И профессор Коробкин, свисая лобасто 1000 ю головою с макушечной прядью волос, уже топал по желтым паркетам в широкой своей разлетайке; в откидку пустился доказывать:

- Угловатости в браке от неумения обрести, чорт дери - дополнение до прямого угла! - Пред стаканом крепчайшего чая с ушедшею в ворот большой головой (наезжал этот ворот на голову: шеи же не было) быстро дотачивал мнение:

- Вы найдите же косинус свой; и вам все - станет ясно; отсутствует рациональная ясность во взгляде на брак - подбоченился словом и в слово уставился; только вчера он постригся, вернувшися с небольшой бородой, ставшей вдвое колючей: и - выглядел зверским:

- Да, да: рациональная ясность, дружочек, - усилие тысячелетий, предполагающее в человеческом мозге особое развитие клеточек.

И припомнилось: лет тридцать пять назад был еще он без усов, бороды, но в очках, в сюртуке и в жилете, застегнутом под микитками; жил исключительно словотрясом котангенсов; и боролся с клопами в снимаемой комнатке: спорить ходил с гнилозубым доцентом - в квартиру доцента; в окошко несло из помойки; они, протухая, себя проветряли основами геометрии; так слагались воззрения: иррациональная мутность помойки и запахи тухлых яиц от противного доказывали рациональную ясность абстрактного космоса, с высшим усилием выволакиваемого из отхожего места к критериям жизни Лагранжа и Лейбница.

Так меж помойкою и Лагранжем выковывалось мирозренье профессора.

Думал об этом он, защемивши под мышкою спинку скрипучего стула: ушел в воротник своей шеи; другою рукой перочинный свой ножик ловил он из воздуха: трах: - этот ножик упал; затрещало сиденье, и дернулась скатерть; за ней - все поехало, потому что профессор своей головой провалился под стол и тянулся с кряхтеньем за ножиком: поднял, подбросил, окидывал мыслью огромный период: поглядывал широконосым очканчиком; хлебная корочка израсходовалась под пальцами враскрох...

- Не легко мне далась рациональная ясность.

Рукой углубился в карман пиджака, там запутался, выдернул с огромным кряхтением носовой свой платок, снял очки, подышал на очковые стекла, зевнул безочковым, усталым лицом и рассеянно стал протирать он очки, положив пред собою в пространство ленивое:

- Да-с.

- Вы в абстрактах всегда - равнодушно прокислила Василиса Сергеевна, перевлекаясь вниманием к Томочке, песику, и патетически затыкая свой носик платочком:

- Пошел, гадкий пес: фу-фу-фу, какой запах!

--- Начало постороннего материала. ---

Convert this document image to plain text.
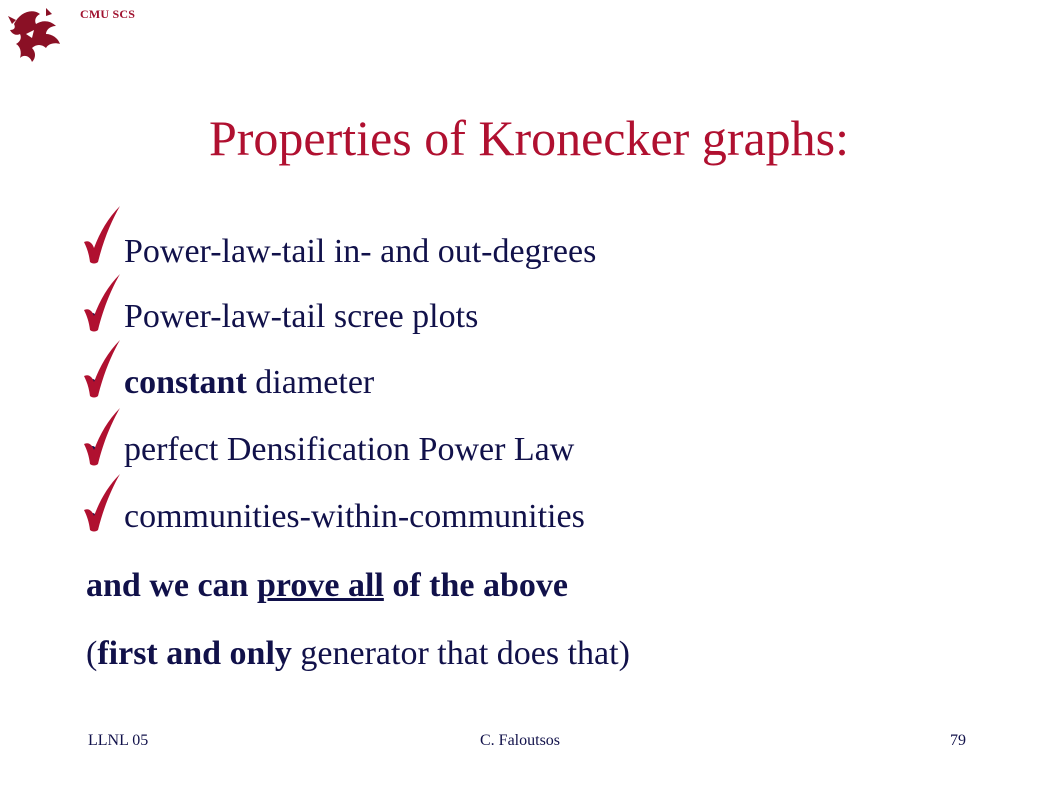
CMU SCS
Properties of Kronecker graphs:
Power-law-tail in- and out-degrees
Power-law-tail scree plots
constant diameter
perfect Densification Power Law
communities-within-communities
and we can prove all of the above
(first and only generator that does that)
LLNL 05	C. Faloutsos	79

Томочка-песик вскочил из под Надиных юбок; испуганно бросивши взгляд на профессоршу, стал пробираться вдоль стен, покидая столовую; Иван Иваныч пытался утешить печального песика:

- Томочка, это - не ты, брат, а - Наденька.

Тут позвонили. И Петр Леонидович Кувердяев, оправив каурые волосы, с мадригалом в глазах - Асмодеем предстал пред семейством, во всем темносинем; рукою поправил он маленький маргаритовый галстучек, элегантно заколотый золоченой булавкою; в карих глазах веселели какие-то афоризмы, когда бросил взгляд он на Надю, коварно косившуюся на клохтавшего, желтолапого петуха, появившегося из сада - за хлебными крошками; Кувердяев склонился к руке Василисы Сергеевны, которая указала на Наденьку:

- Поглядите пожалуйста, - кэль блафард! Отчего? От поэзии... Я прихожу этой ночью к ней: и - застаю за отрывком: читает; взяла - посмотрела: отрывок, построенный на апострофах.

И Петр Леонидович стал проливаться в Надюшины глазки: глаза его превратилися в амбразуры какие-то, из которых открыл он огонь и сказал с придыханием, будто арпеджио брал:

- Вы, Надежда Ивановна, может быть, занимаетесь авторством?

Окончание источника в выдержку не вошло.